There are two things required to be GPU compatible:
1. Model
2. Tensor

In [None]:
# Get Id of default device
torch.cuda.current_device()

In [None]:
# Input our model in gpu
model_gpu = MultiLayerPerceptron()

if torch.cuda.is_available():
    device = torch.device("cuda:0")
    model_gpu.to(device)

In [None]:
# Loss function and optimizer
criterion = nn.CrossEntropyLoss()
optimizer = optim.Adam(model_gpu.parameters(), lr=0.001)

In [None]:
torch.manual_seed(0)
start_time = time.time()  # Start time

# Implement model training and validation loop
loss_score = {'train': [], 'test': []}
accuracy_score = {'train': [], 'test': []}

for epoch in range(1, epochs+1):
    print(f'Epoch {epoch}\n--------')

    for loader in ['train', 'test']:

        running_loss = 0.0
        running_size = 0
        correct = 0
        log_interval = 100

        if loader == 'train':
            model_gpu.train()
        else:
            model_gpu.eval()

        for iter, (X, y) in enumerate(dataloaders[loader]):

            """Use GPU For Model """
            if torch.cuda.is_available():
                X = X.to(device)
                y = y.to(device)

            # Set gradient calculation on / off
            with torch.set_grad_enabled(loader == 'train'):
                output = model_gpu(X.view(-1, 784))  # Flatten the image here
                loss = criterion(output, y)

                # Calculate loss
                running_loss += loss.item() * output.size(0)
                running_size += output.size(0)

                # Calculate accuracy
                predict = torch.max(output, 1)[1]
                correct += (predict == y).sum().item()

                if loader == 'train':
                    optimizer.zero_grad()
                    loss.backward()
                    optimizer.step()
                    # Print every 100 iteration
                    if iter == 1 or (iter % log_interval) == 0:
                        print('Iteration:{} Loss:{:.6} Accuracy:{:.6} Batch size:[{}/{}]'.format(
                            int(iter),
                            running_loss/running_size,
                            (100*correct)/running_size,
                            running_size,
                            len(train_set)
                        ))

        # Accuracy and loss per epoch
        accuracy = (100*correct) / running_size
        loss_per_epoch = running_loss / running_size

        print('\n{} Loss:{}'.format(loader.capitalize(), loss_per_epoch))
        print('{} Accuracy:{}'.format(loader.capitalize(), accuracy))

        loss_score[loader].append(loss_per_epoch)
        accuracy_score[loader].append(accuracy)
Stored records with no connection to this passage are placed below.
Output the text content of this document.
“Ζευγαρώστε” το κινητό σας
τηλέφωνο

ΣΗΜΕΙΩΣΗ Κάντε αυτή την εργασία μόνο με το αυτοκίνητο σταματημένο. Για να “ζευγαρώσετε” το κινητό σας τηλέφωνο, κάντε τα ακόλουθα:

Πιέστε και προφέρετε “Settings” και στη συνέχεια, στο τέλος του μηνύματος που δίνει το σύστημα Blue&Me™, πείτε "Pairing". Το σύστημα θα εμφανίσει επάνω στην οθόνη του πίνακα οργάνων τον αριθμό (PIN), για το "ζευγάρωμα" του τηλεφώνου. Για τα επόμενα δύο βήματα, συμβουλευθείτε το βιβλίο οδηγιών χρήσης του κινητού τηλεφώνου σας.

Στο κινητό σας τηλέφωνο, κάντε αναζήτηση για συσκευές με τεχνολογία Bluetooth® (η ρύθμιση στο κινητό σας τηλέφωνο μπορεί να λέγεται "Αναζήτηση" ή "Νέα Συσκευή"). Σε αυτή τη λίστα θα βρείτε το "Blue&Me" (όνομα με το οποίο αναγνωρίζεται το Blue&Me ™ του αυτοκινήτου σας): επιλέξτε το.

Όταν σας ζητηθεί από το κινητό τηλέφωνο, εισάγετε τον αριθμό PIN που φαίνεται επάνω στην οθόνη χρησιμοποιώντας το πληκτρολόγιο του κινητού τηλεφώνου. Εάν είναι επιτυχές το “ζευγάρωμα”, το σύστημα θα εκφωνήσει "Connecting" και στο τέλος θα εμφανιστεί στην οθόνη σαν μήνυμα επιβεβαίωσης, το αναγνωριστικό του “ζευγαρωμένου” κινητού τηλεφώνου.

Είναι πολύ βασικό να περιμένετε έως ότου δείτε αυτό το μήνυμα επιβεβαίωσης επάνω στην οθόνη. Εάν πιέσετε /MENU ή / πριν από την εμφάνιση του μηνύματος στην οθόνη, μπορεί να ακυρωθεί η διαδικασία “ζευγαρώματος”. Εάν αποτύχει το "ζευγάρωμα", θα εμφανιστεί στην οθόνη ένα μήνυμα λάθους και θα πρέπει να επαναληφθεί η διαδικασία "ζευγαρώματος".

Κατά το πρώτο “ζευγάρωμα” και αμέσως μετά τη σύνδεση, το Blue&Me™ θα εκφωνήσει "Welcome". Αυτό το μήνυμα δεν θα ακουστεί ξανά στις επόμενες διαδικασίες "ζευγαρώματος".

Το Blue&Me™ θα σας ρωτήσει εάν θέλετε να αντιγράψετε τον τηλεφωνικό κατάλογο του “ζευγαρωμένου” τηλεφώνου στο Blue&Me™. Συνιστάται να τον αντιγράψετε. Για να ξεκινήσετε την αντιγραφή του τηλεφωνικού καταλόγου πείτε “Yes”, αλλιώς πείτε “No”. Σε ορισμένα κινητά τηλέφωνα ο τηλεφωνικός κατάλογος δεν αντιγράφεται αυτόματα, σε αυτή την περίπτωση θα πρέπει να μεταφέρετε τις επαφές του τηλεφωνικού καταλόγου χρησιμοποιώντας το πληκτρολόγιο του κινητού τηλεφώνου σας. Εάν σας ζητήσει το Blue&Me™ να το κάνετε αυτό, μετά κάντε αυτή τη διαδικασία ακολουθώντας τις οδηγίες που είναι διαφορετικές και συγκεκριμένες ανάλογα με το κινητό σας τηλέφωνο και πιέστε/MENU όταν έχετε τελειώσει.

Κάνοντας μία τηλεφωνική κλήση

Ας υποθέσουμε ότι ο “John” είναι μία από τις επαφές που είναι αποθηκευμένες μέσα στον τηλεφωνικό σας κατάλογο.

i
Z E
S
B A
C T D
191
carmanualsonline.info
    print('***************\n')

# Print the time elapsed
print(f'\nDuration: {time.time() - start_time:.0f} seconds')

In [None]:
# Visualize loss
fig, ax = plt.subplots()
fig.set_size_inches(14, 7)
ax.set_title("Loss Score against Epoch")
ax.grid(b=True)
ax.set_xlabel("Epoch Number")
ax.set_ylabel("Loss Score")

ax.plot(loss_score['train'], color='goldenrod', label='Training Loss')
ax.plot(loss_score['test'], color='green', label='Test Loss')
ax.legend()

In [None]:
# Visualize accuracy
fig, ax = plt.subplots()
fig.set_size_inches(14, 7)
ax.set_title("Accuracy against Epoch")
ax.grid(b=True)
ax.set_xlabel("Epoch Number")
ax.set_ylabel("Accuracy")

ax.plot(accuracy_score['train'], color='goldenrod', label='Training Accuracy')
ax.plot(accuracy_score['test'], color='green', label='Test Accuracy')
ax.legend()

It took a shorter time to train the model if we are using GPU.

# Conclusion

Multilayer perceptron might cause our model to overfit the training data. Furthermore, full connectivity is wasteful
and used a huge number of parameters to train the model. This will take a longer time to train the model.